Tribhuvan University Teaching Hospital (त्रिवि शिक्षण अस्पताल) is a public hospital in Nepal. It was established in 1982. Initially, it had a 300 bed facility which has now increased and now it has a 700 bed facility.
The hospital is the centre for teaching clinical courses for undergraduate, postgraduate and specialization course as well as clinical research centre under Institute of Medicine (IOM) which is affiliated to Tribhuvan University. It provides highly specialised as well as general services to the patients coming from different parts of country as well as students from neighbouring countries like India, Pakistan, Bangladesh and Maldives, Shri Lanka as well as trainees from Europe and North America.

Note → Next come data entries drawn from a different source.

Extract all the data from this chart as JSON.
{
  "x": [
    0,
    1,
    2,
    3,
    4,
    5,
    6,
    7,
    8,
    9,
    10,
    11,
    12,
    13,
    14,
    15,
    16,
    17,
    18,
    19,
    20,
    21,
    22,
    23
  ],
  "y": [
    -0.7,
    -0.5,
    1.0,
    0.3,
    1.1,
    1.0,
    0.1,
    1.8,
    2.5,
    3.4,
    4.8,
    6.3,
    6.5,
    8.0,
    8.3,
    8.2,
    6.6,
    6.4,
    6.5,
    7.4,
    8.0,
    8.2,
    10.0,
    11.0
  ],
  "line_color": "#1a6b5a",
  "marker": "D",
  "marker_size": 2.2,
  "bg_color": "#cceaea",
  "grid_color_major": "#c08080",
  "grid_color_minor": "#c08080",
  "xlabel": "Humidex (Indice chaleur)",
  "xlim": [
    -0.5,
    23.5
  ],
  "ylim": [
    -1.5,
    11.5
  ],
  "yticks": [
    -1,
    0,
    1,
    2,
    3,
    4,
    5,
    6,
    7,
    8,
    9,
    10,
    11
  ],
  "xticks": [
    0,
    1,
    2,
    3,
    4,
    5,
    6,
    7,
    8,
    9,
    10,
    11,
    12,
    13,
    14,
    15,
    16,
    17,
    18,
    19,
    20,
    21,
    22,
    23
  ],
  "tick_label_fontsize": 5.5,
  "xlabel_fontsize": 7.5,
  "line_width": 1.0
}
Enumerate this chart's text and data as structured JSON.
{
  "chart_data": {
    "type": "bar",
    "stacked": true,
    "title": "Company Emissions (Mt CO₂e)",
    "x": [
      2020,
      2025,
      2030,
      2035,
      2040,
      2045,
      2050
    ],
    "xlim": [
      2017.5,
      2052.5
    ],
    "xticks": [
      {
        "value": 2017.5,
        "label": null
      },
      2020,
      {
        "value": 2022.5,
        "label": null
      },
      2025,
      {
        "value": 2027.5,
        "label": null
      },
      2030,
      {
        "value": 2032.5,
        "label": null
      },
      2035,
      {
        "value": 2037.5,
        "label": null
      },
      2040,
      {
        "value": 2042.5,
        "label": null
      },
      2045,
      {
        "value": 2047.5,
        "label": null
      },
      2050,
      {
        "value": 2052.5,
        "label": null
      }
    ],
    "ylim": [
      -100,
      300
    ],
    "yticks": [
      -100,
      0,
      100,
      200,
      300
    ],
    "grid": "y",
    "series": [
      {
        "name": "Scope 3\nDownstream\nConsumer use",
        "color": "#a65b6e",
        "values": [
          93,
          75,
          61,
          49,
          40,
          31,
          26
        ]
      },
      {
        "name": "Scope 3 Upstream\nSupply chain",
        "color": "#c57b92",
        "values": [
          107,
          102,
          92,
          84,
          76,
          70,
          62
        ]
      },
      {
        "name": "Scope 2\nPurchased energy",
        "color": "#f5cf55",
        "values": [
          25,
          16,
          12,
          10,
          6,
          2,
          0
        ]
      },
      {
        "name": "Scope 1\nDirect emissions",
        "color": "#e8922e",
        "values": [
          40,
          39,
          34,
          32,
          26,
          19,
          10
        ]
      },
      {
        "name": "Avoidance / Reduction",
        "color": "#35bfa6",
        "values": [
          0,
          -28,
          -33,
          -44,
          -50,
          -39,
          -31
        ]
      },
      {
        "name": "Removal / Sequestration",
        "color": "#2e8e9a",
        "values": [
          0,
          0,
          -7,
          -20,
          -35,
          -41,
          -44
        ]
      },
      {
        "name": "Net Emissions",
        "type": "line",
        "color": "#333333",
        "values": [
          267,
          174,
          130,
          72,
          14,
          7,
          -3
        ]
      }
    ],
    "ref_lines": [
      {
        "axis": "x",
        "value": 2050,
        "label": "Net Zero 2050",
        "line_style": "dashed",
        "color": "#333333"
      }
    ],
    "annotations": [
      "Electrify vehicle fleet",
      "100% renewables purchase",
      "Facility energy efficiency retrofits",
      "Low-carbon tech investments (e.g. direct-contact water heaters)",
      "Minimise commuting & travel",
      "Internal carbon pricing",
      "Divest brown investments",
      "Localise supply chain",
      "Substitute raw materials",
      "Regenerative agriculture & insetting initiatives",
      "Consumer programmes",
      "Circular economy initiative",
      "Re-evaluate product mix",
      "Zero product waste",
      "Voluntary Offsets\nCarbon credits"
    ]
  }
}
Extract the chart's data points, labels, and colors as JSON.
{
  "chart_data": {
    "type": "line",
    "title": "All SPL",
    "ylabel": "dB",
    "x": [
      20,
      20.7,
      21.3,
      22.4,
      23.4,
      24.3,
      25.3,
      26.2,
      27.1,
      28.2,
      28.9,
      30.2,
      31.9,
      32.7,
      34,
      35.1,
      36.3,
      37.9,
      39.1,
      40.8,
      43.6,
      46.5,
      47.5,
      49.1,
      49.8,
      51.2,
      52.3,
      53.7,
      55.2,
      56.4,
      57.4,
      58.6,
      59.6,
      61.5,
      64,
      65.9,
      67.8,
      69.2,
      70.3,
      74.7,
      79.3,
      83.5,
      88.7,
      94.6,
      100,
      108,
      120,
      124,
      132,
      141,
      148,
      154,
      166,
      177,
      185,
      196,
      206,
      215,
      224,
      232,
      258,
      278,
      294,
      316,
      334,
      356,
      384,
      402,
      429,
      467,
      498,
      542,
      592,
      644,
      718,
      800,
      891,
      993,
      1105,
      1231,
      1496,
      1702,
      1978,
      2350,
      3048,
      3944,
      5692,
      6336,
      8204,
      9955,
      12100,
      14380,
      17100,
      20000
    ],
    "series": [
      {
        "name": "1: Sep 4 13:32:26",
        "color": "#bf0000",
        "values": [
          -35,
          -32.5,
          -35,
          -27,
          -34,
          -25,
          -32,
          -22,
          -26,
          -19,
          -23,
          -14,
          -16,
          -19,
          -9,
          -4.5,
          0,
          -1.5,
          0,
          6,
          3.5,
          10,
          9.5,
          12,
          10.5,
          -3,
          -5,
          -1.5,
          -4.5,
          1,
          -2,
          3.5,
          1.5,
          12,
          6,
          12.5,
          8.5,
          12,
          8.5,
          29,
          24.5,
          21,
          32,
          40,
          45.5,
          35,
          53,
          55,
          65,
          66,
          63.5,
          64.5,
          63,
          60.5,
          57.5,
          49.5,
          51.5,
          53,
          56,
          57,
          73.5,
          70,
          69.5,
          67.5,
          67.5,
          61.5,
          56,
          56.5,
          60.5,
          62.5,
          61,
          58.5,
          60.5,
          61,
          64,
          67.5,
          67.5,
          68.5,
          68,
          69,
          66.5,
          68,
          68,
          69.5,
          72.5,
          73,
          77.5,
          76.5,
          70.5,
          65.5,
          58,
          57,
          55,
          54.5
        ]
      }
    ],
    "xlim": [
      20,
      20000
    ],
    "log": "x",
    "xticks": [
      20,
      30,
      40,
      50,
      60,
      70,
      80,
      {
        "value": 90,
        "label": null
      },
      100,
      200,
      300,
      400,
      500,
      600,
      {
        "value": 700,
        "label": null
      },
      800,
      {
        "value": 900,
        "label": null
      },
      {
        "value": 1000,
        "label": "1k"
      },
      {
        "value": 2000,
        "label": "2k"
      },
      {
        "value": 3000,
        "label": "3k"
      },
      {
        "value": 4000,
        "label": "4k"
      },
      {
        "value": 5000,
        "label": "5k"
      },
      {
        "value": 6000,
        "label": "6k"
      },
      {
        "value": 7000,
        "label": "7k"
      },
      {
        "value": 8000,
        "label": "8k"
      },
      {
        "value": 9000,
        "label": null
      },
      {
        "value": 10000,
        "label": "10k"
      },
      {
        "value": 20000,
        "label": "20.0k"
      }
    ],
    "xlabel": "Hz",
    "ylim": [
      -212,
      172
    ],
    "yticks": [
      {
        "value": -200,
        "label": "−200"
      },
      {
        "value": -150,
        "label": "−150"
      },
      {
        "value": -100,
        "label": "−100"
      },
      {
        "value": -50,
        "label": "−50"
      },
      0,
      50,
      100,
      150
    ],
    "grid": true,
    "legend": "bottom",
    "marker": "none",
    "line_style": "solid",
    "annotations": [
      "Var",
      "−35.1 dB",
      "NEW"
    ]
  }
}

Following the 2026 Nepal floods, injured survivors and deceased bodies were transferred Tribhuvan University Teaching Hospital after hospitals and morgues in affected areas reached full capacity.

==Services==

- General OPD (Out Patient Department)
- EHS (Extended Health Services)
- Emergency services
- In-patient service.

1. General OPD (Out Patient Department)
The General Out-Patient Department (OPD) is the main entry point for non-emergency specialist consultations at Tribhuvan University Teaching Hospital. It operates Sunday to Thursday from 7:00 AM to 2:30 PM and on Fridays/public holidays from 7:00 AM to 11:30 AM (ticket issuance hours: Sun–Thu 7:00–11:00 AM & 1:00–2:30 PM; Fri 7:00–11:30 AM). Patients can obtain OPD tickets on-site or book appointments online and receive consultations across all major clinical departments.

2. EHS (Extended Health Services)
Extended Health Services (EHS), also known as Extended Hospital Service or evening OPD, offers additional outpatient consultations beyond regular OPD hours. It runs Sunday to Thursday from 4:00 PM to 6:00 PM and on Fridays from 3:00 PM to 5:00 PM. This service is especially useful for working patients and those who miss morning timings, with many departments running dedicated EHS clinics (often on a paid basis).

3. Emergency Services
TUTH provides round-the-clock (24 hours a day, 365 days a year) Emergency services through its dedicated Department of Emergency Medicine. It handles all acute, life-threatening, medical, surgical, and trauma cases, including walk-in and ambulance arrivals. A separate pediatric emergency facility is also available, ensuring immediate care in line with Nepal's constitutional right to emergency health services.

4. In-patient Service
In-patient (indoor) services are for patients requiring hospital admission and continuous medical/nursing care. With approximately 850 beds (expanded from the original 301 beds), the hospital offers general wards, specialized units, Intensive Care Units (ICUs), High Dependency Units (HDUs), and critical-care facilities across all major departments. Free or subsidized beds are available for needy patients, along with full support services including surgery, diagnostics, pharmacy, and rehabilitation.